Approximately 70% of oil fields have matured, requiring additional support for drive mechanisms and fluid displacement for improved oil recovery (IOR). This situation requires faster reservoir management practices to enable quick decision-making, such as adjusting water injection strategies to maintain or boost production. DPMs have proven to be ideal for these mature fields due to their ability to rapidly generate and optimize models, adapting to the continuously changing operational and reservoir conditions. Also, this approach has given impactful results for other field development plan activities like in-fill drilling site selection, bottom-hole pressure (BHP) management, well reactivations, and conversions. The novel approach described in this paper enhances these applications by optimizing across multiple workflows simultaneously. A “Pareto of Paretos” is generated by combining and optimizing these scenarios, offering a comprehensive, multi-dimensional solution for Capex/Opex allocation. Each point on this Pareto surface represents an optimal set of strategies for resource distribution, including injection control, in-fill well placement, well conversions, reactivations, and downhole pump pressure adjustments.

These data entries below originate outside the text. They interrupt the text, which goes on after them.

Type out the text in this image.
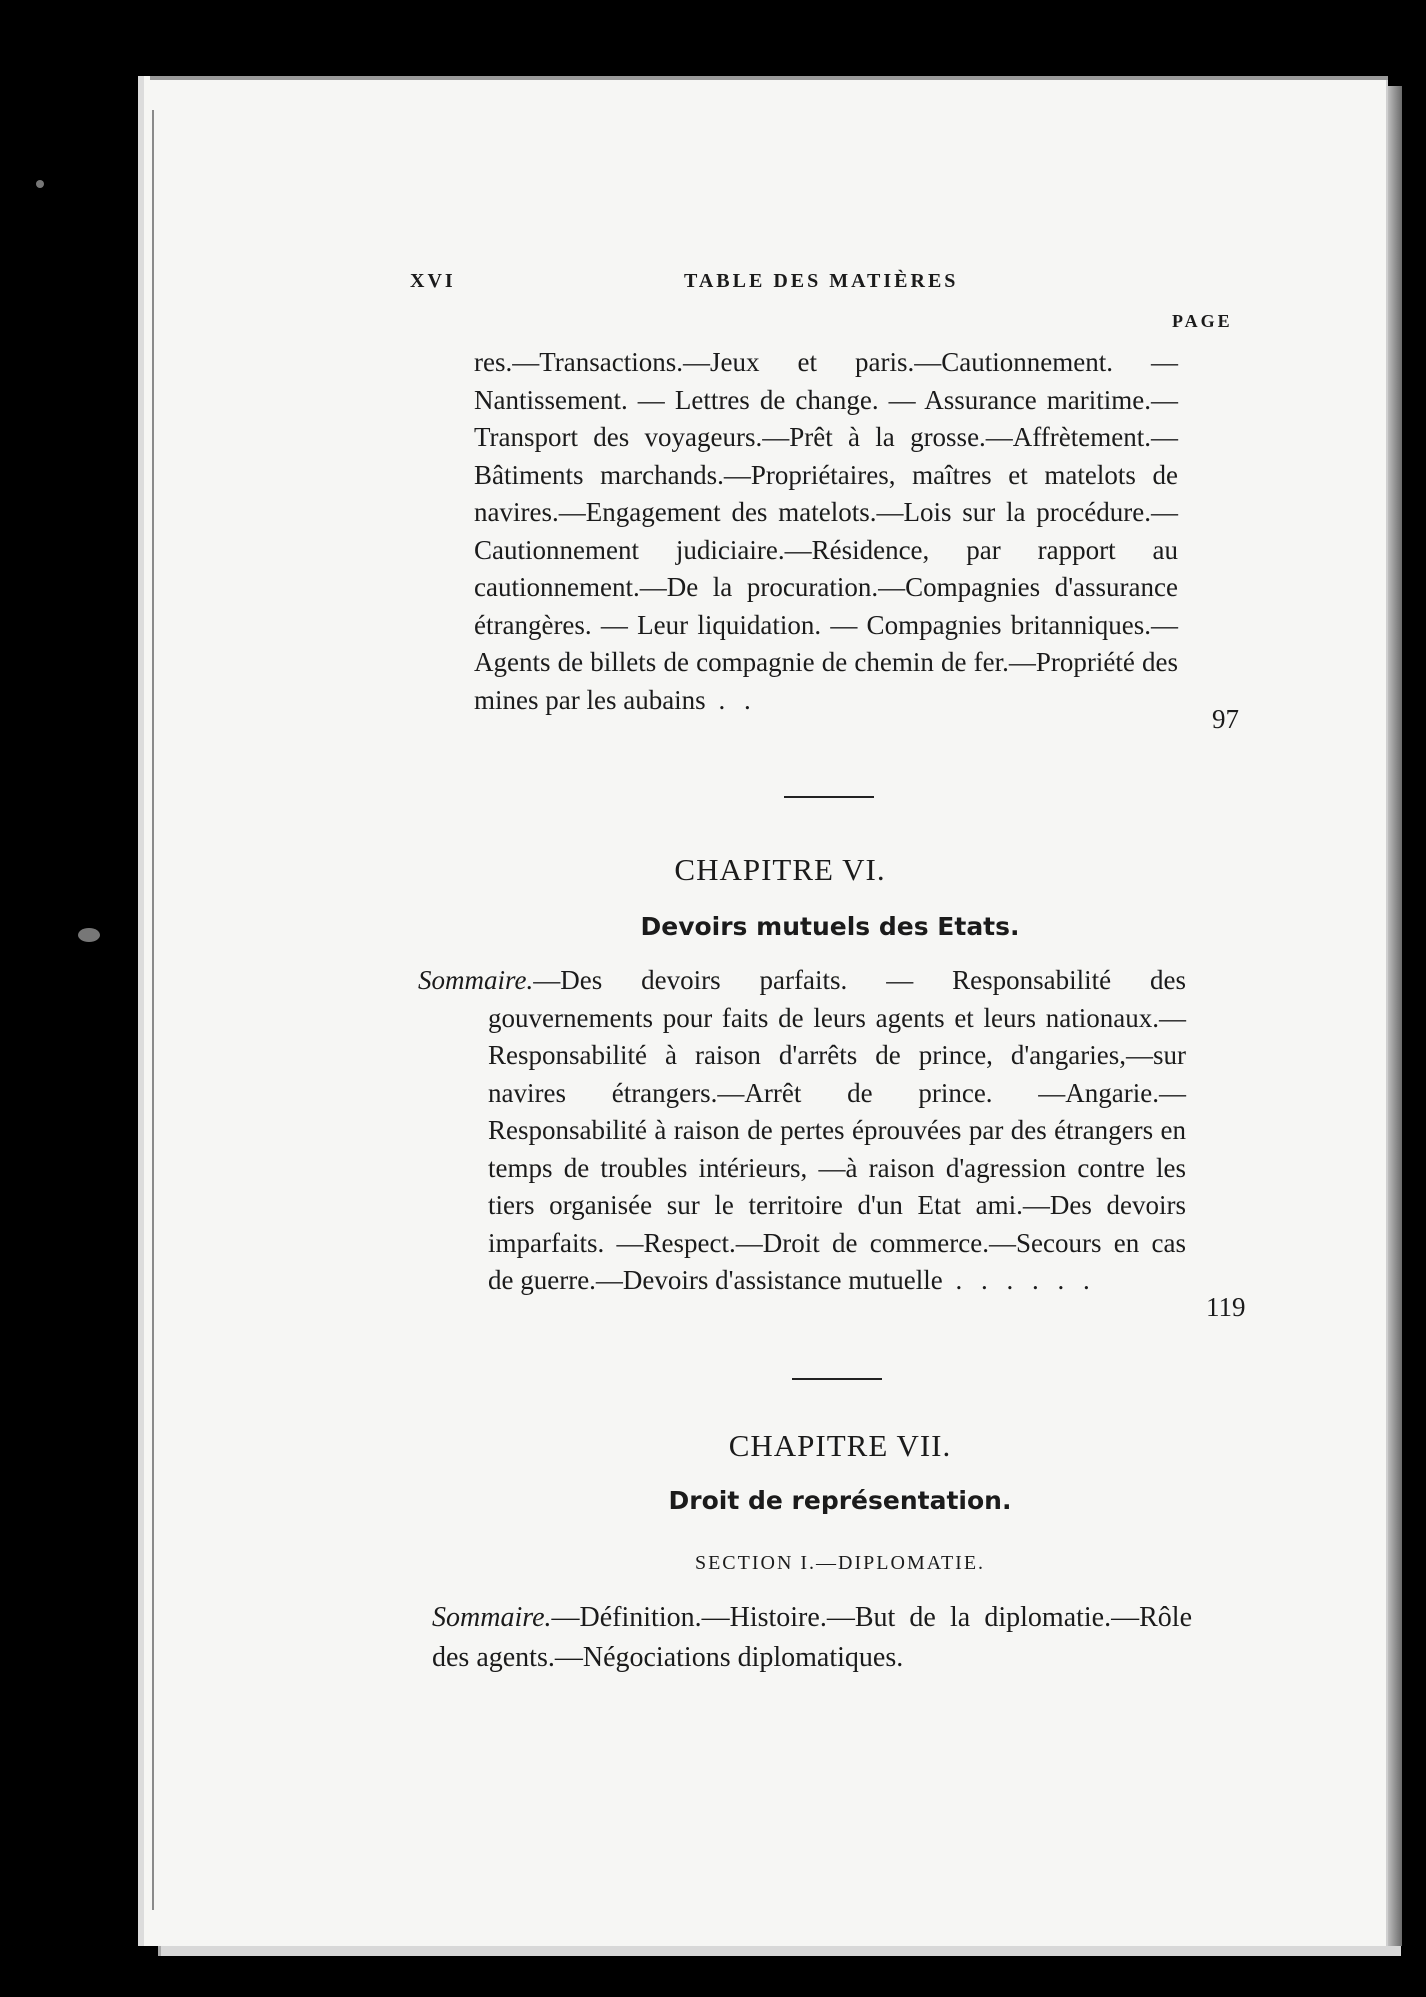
XVI	TABLE DES MATIÈRES
PAGE
res.—Transactions.—Jeux et paris.—Cautionnement. — Nantissement. — Lettres de change. — Assurance maritime.—Transport des voyageurs.—Prêt à la grosse.—Affrètement.—Bâtiments marchands.—Propriétaires, maîtres et matelots de navires.—Engagement des matelots.—Lois sur la procédure.—Cautionnement judiciaire.—Résidence, par rapport au cautionnement.—De la procuration.—Compagnies d'assurance étrangères. — Leur liquidation. — Compagnies britanniques.—Agents de billets de compagnie de chemin de fer.—Propriété des mines par les aubains . .
97
CHAPITRE VI.
Devoirs mutuels des Etats.
Sommaire.—Des devoirs parfaits. — Responsabilité des gouvernements pour faits de leurs agents et leurs nationaux.—Responsabilité à raison d'arrêts de prince, d'angaries,—sur navires étrangers.—Arrêt de prince. —Angarie.—Responsabilité à raison de pertes éprouvées par des étrangers en temps de troubles intérieurs, —à raison d'agression contre les tiers organisée sur le territoire d'un Etat ami.—Des devoirs imparfaits. —Respect.—Droit de commerce.—Secours en cas de guerre.—Devoirs d'assistance mutuelle . . . . . .
119
CHAPITRE VII.
Droit de représentation.
SECTION I.—DIPLOMATIE.
Sommaire.—Définition.—Histoire.—But de la diplomatie.—Rôle des agents.—Négociations diplomatiques.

The case study presented in this paper demonstrates the practical implementation of this approach in a field in Colombia. A DPM was developed in three months to model field operations, generating individual scenario recommendations. The optimization framework effectively balanced Capex and Opex, resulting in a strategic plan that maximized Net Present Value (NPV) over a defined period. The outcome provided a detailed set of actionable insights across multiple operational areas, leading to more informed decision-making and higher financial returns vs. individual optimizations. The value creation has been identified to be greater than 10% vs the current state.
This combined physics-machine learning methodology exemplifies the next generation of decision support systems in oil and gas, especially for mature fields. It significantly improves the speed and quality of operational planning and capital allocation.